In one embodiment, the present invention is a wrist and forearm exercise and rehabilitation device. The device includes a base, a post extending vertically from the base, and a shaft rotatably inserted into the shaft. The shaft has a proximal end and a distal end. A biasing member has a first end attached to the shaft and a second end attached to the base, such that rotation of the shaft extends the biasing member.

In another embodiment, the present invention is a method of using the device described above.

The accompanying drawings, which are incorporated herein and constitute part of this specification, illustrate the presently preferred embodiments of the invention, and, together with the general description given above and the detailed description given below, serve to explain the features of the invention. In the drawings:

FIG. 1 is a side elevational view of a wrist and forearm exercise and rehabilitation device according to a first exemplary embodiment of the present invention;

FIG. 2 is a perspective view of a distal end of the device shown in FIG. 1;

FIG. 3 is a top plan view of the distal end of the device shown in FIG. 1;

FIG. 4 is a top plan view of a proximal end of the device shown in FIG. 1;

FIG. 4A is a perspective view showing the use of the device shown in FIG. 1 in an extension/pronation direction;

FIG. 4B is a perspective view showing the use of the device shown in FIG. 1 in a flexion/supination direction;

FIG. 5 is a perspective view of a support device used with the device shown in FIG. 1

FIG. 6 is a side elevational view of a wrist and forearm exercise and rehabilitation device according to a second exemplary embodiment of the present invention;

FIG. 7 is a front elevational view of the wrist and forearm exercise and rehabilitation device of FIG. 6;

FIG. 8 is a perspective view of the distal end of the wrist and forearm exercise and rehabilitation device of FIG. 6, with the collar removed;

FIG. 9 is a side perspective view of the wrist and forearm exercise and rehabilitation device of FIG. 6 prior to rotating the wrist; and

FIG. 10 is a side perspective view of the wrist and forearm exercise and rehabilitation device of FIG. 6 after rotating the wrist.

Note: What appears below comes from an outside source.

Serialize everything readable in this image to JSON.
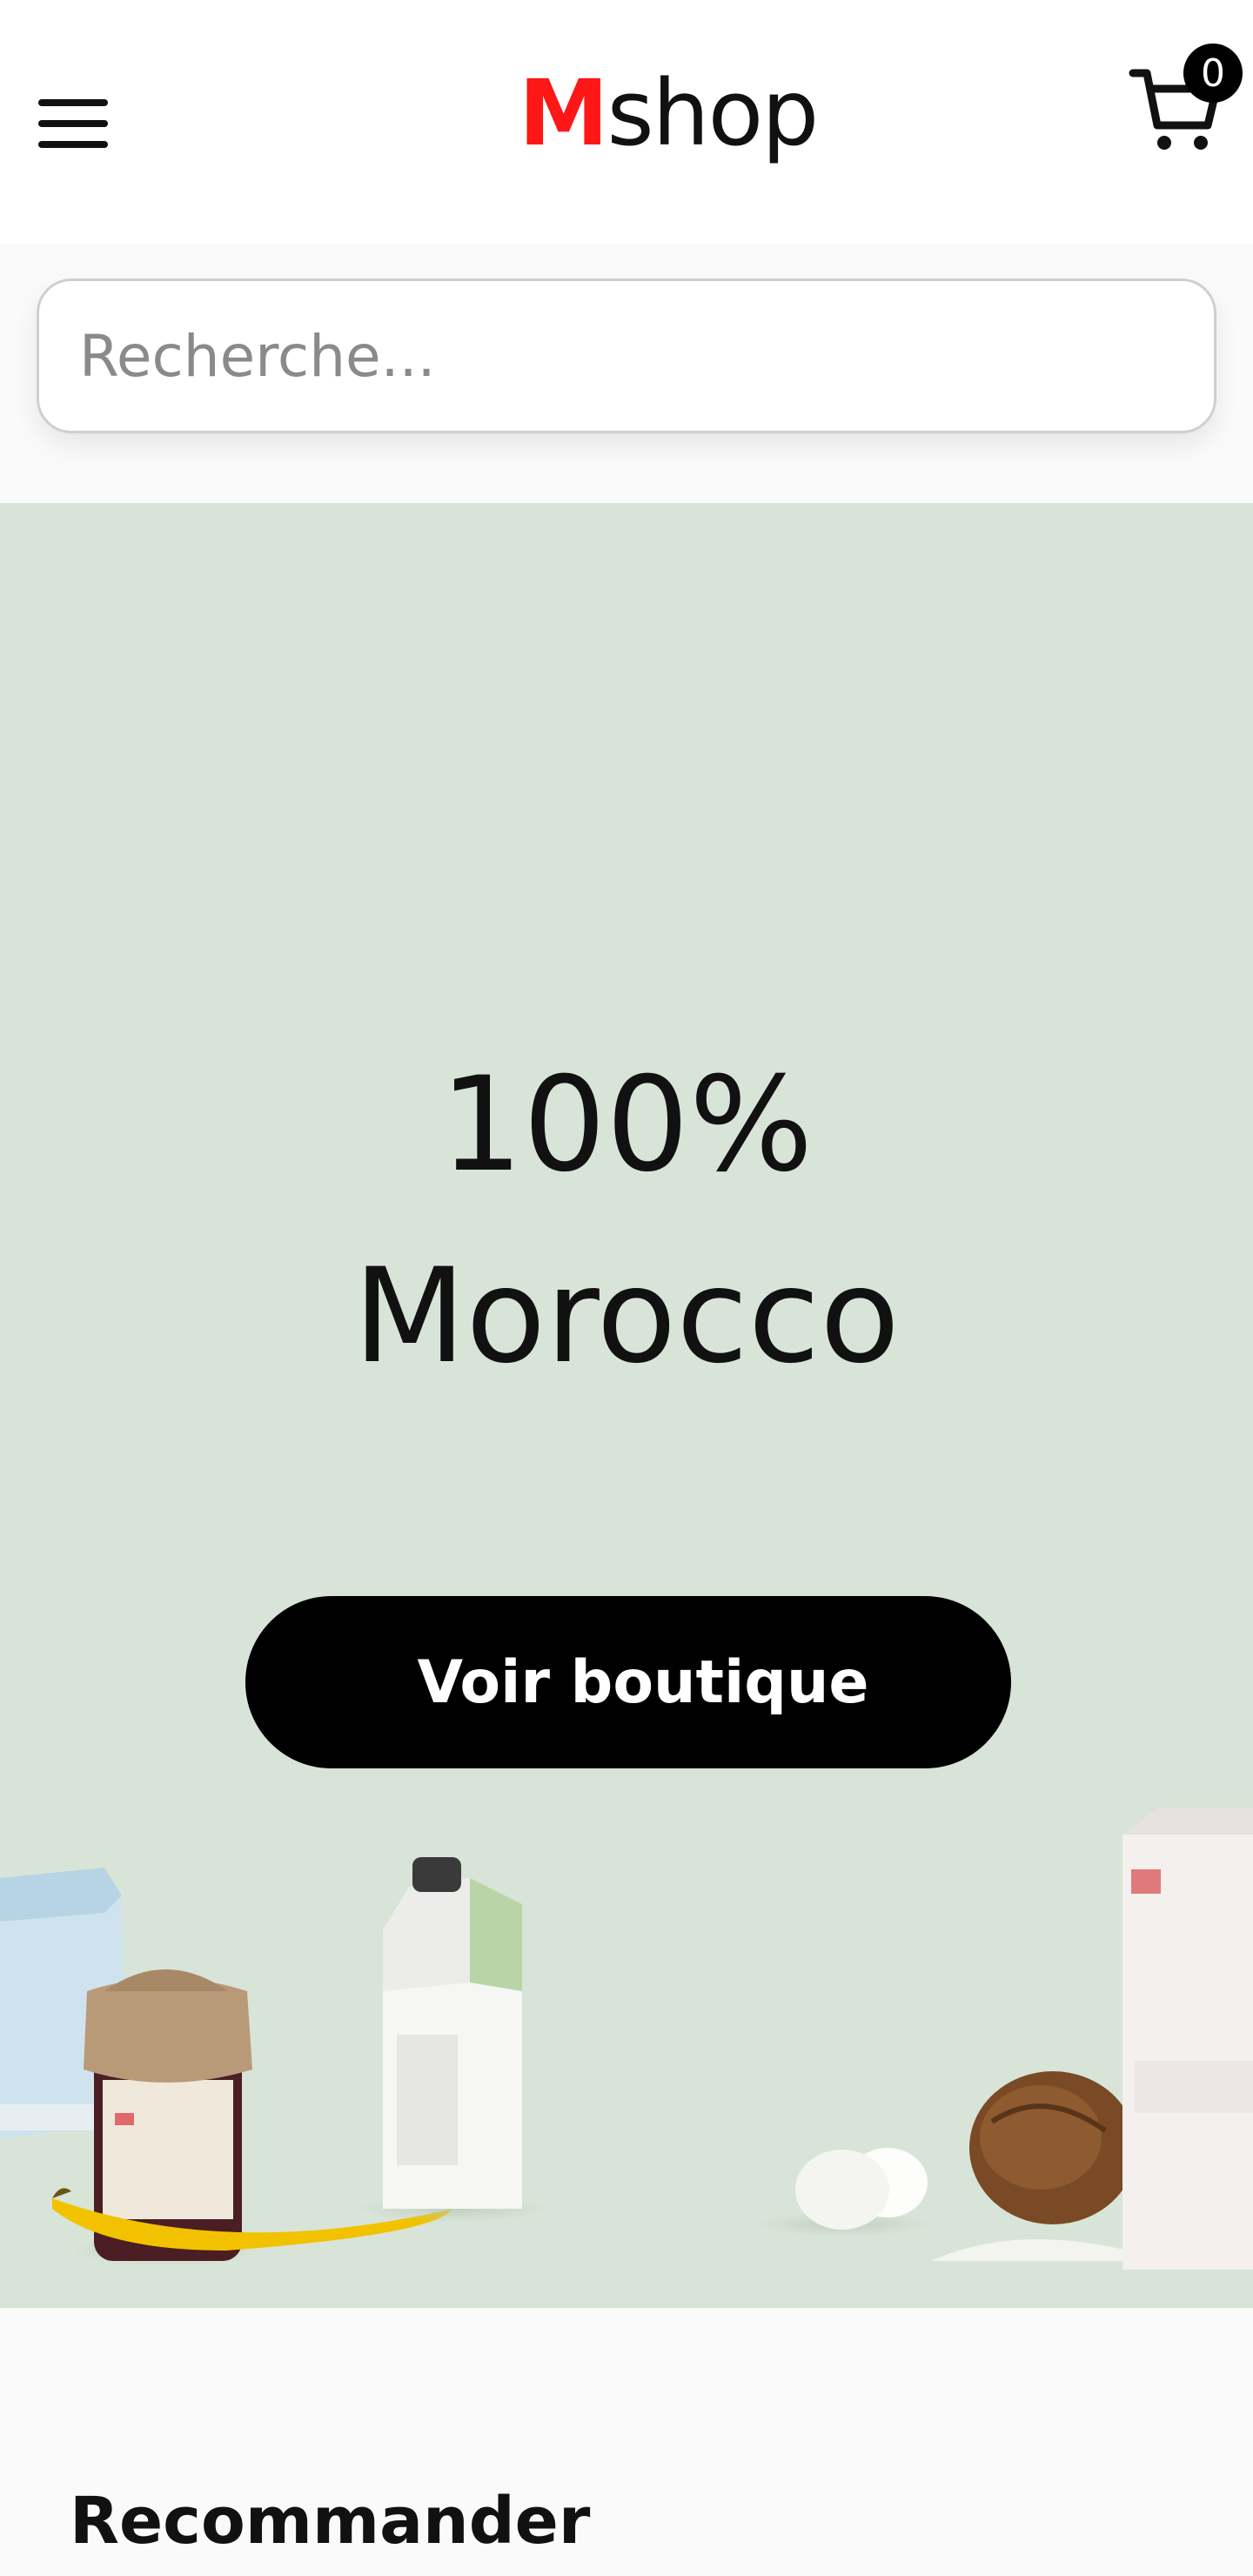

In the drawings, like numerals indicate like elements throughout. Certain terminology is used herein for convenience only and is not to be taken as a limitation on the present invention. The terminology includes the words specifically mentioned, derivatives thereof and words of similar import. As used herein, the term “proximal” is intended to mean a direction closer to a user of the inventive device and the term “distal” is intended to mean a direction farther from the user of the inventive device.

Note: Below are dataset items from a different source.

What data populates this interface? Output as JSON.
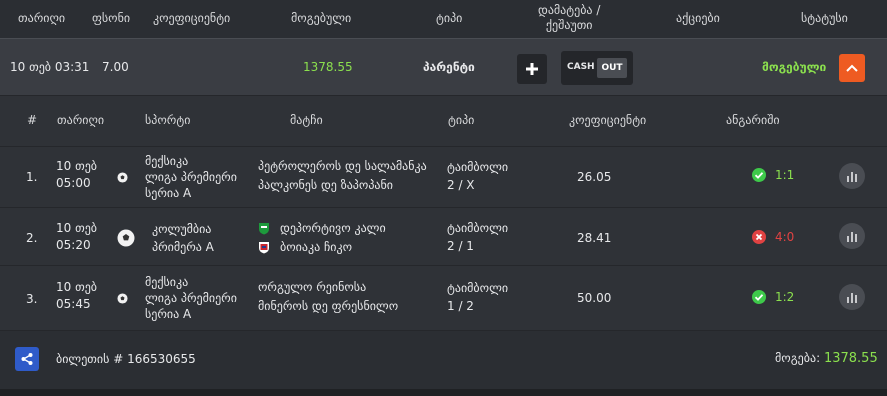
{
  "top_header": {
    "date": "თარიღი",
    "bonus": "ფსონი",
    "coefficient": "კოეფიციენტი",
    "win": "მოგებული",
    "type": "ტიპი",
    "type2_line1": "დამატება /",
    "type2_line2": "ქეშაუთი",
    "actions": "აქციები",
    "status": "სტატუსი"
  },
  "bet": {
    "date": "10 თებ 03:31",
    "stake": "7.00",
    "win_amount": "1378.55",
    "type": "პარენტი",
    "cash_label": "CASH",
    "out_label": "OUT",
    "status": "მოგებული"
  },
  "detail_header": {
    "num": "#",
    "date": "თარიღი",
    "sport": "სპორტი",
    "match": "მატჩი",
    "type": "ტიპი",
    "coefficient": "კოეფიციენტი",
    "score": "ანგარიში"
  },
  "rows": [
    {
      "num": "1.",
      "date1": "10 თებ",
      "date2": "05:00",
      "league1": "მექსიკა",
      "league2": "ლიგა პრემიერი",
      "league3": "სერია A",
      "team1": "პეტროლეროს დე სალამანკა",
      "team2": "პალკონეს დე ზაპოპანი",
      "type1": "ტაიმბოლი",
      "type2": "2 / X",
      "odds": "26.05",
      "score": "1:1",
      "result": "win"
    },
    {
      "num": "2.",
      "date1": "10 თებ",
      "date2": "05:20",
      "league1": "კოლუმბია",
      "league2": "პრიმერა A",
      "team1": "დეპორტივო კალი",
      "team2": "ბოიაკა ჩიკო",
      "type1": "ტაიმბოლი",
      "type2": "2 / 1",
      "odds": "28.41",
      "score": "4:0",
      "result": "loss"
    },
    {
      "num": "3.",
      "date1": "10 თებ",
      "date2": "05:45",
      "league1": "მექსიკა",
      "league2": "ლიგა პრემიერი",
      "league3": "სერია A",
      "team1": "ორგულო რეინოსა",
      "team2": "მინეროს დე ფრესნილო",
      "type1": "ტაიმბოლი",
      "type2": "1 / 2",
      "odds": "50.00",
      "score": "1:2",
      "result": "win"
    }
  ],
  "footer": {
    "ticket": "ბილეთის # 166530655",
    "win_label": "მოგება:",
    "win_value": "1378.55"
  },
  "colors": {
    "win_green": "#8be04e",
    "loss_red": "#e04242",
    "accent_orange": "#ee5b22",
    "share_blue": "#2f5bc9"
  },
  "icons": [
    "plus-icon",
    "chevron-up-icon",
    "soccer-ball-icon",
    "check-circle-icon",
    "x-circle-icon",
    "bar-chart-icon",
    "share-icon",
    "team-crest-icon"
  ]
}
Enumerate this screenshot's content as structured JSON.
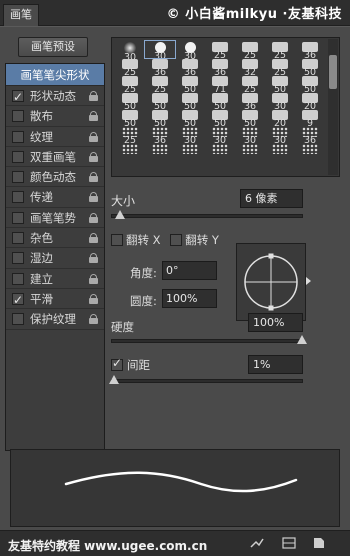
{
  "panel": {
    "tab_label": "画笔",
    "watermark": "© 小白酱milkyu ·友基科技"
  },
  "preset_button": "画笔预设",
  "left_list": {
    "header": "画笔笔尖形状",
    "items": [
      {
        "label": "形状动态",
        "checked": true
      },
      {
        "label": "散布",
        "checked": false
      },
      {
        "label": "纹理",
        "checked": false
      },
      {
        "label": "双重画笔",
        "checked": false
      },
      {
        "label": "颜色动态",
        "checked": false
      },
      {
        "label": "传递",
        "checked": false
      },
      {
        "label": "画笔笔势",
        "checked": false
      },
      {
        "label": "杂色",
        "checked": false
      },
      {
        "label": "湿边",
        "checked": false
      },
      {
        "label": "建立",
        "checked": false
      },
      {
        "label": "平滑",
        "checked": true
      },
      {
        "label": "保护纹理",
        "checked": false
      }
    ]
  },
  "brush_grid": {
    "rows": [
      [
        "30",
        "30",
        "30",
        "25",
        "25",
        "25",
        "36"
      ],
      [
        "25",
        "36",
        "36",
        "36",
        "32",
        "25",
        "50"
      ],
      [
        "25",
        "25",
        "50",
        "71",
        "25",
        "50",
        "50"
      ],
      [
        "50",
        "50",
        "50",
        "50",
        "36",
        "30",
        "20"
      ],
      [
        "50",
        "50",
        "50",
        "50",
        "50",
        "20",
        "9"
      ],
      [
        "25",
        "36",
        "30",
        "30",
        "30",
        "30",
        "36"
      ],
      [
        "",
        "",
        "",
        "",
        "",
        "",
        ""
      ]
    ]
  },
  "size": {
    "label": "大小",
    "value": "6 像素",
    "percent": 4
  },
  "flip": {
    "x_label": "翻转 X",
    "y_label": "翻转 Y"
  },
  "angle": {
    "label": "角度:",
    "value": "0°"
  },
  "roundness": {
    "label": "圆度:",
    "value": "100%"
  },
  "hardness": {
    "label": "硬度",
    "value": "100%",
    "percent": 100
  },
  "spacing": {
    "label": "间距",
    "value": "1%",
    "checked": true,
    "percent": 1
  },
  "footer": {
    "text": "友基特约教程  www.ugee.com.cn"
  }
}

The embodiments illustrated below are not intended to be exhaustive or to limit the invention to the precise form disclosed. These embodiments are chosen and described to best explain the principle of the invention and its application and practical use and to enable others skilled in the art to best utilize the invention.

Reference herein to “one embodiment” or “an embodiment” means that a particular feature, structure, or characteristic described in connection with the embodiment can be included in at least one embodiment of the invention. The appearances of the phrase “in one embodiment” in various places in the specification are not necessarily all referring to the same embodiment, nor are separate or alternative embodiments necessarily mutually exclusive of other embodiments. The same applies to the term “implementation.”

As used in this application, the word “exemplary” is used herein to mean serving as an example, instance, or illustration. Any aspect or design described herein as “exemplary” is not necessarily to be construed as preferred or advantageous over other aspects or designs. Rather, use of the word exemplary is intended to present concepts in a concrete fashion.

Additionally, the term “or” is intended to mean an inclusive “or” rather than an exclusive “or”. That is, unless specified otherwise, or clear from context, “X employs A or B” is intended to mean any of the natural inclusive permutations. That is, if X employs A; X employs B; or X employs both A and B, then “X employs A or B” is satisfied under any of the foregoing instances. In addition, the articles “a” and “an” as used in this application and the appended claims should generally be construed to mean “one or more” unless specified otherwise or clear from context to be directed to a singular form.

As shown in FIGS. 1-5, a first exemplary embodiment of the present invention is an exercise device (“device”) 100 that can be used for rehabilitating and strengthening muscles in a hand, wrist and forearm. When operated in a first rotational direction, device 100 enables flexion and supination movements to be performed simultaneously. Conversely, when operated in a second, opposite, rotational direction, device 100 allows extension and pronation movements to be performed simultaneously. The forearm and upper arm muscles essentially link flexion with supination and extension with pronation.

When these linked movements are performed together, greater component torsion is possible, resulting in a more effective exercise. In addition to providing compound movements, device 100 provides resistance that approximates the strength curves for the flexion-supination as well as the extension-pronation. This increases the capability that, upon termination of the exercise, all of the muscles involved have been thoroughly worked throughout their range of motion.

Device 100 can be used by a patient while in a standing position. Alternatively, the height of device 100 can be adjusted to allow the patient to use device 100 while in a seated position.

Referring to FIGS. 1-5, device 100 includes a base 102 on which a patient stands during use of device 100. If the patient is seated, the patient's chair can be placed on base 102 to keep device 100 from moving along the floor while in use. Alternatively, if device 100 is to be permanently fixed in a location, base 102 can be fixedly attached to the floor, such as by bolts or other suitable securing device.

A support post 104 extends upwardly from base 102 at a distal end 106 of base 102. Optionally, support gussets 108, 110 can be provided at a juncture of base 102 and support post 104 to provide both lateral and longitudinal stability to support post 104 with respect to base 102.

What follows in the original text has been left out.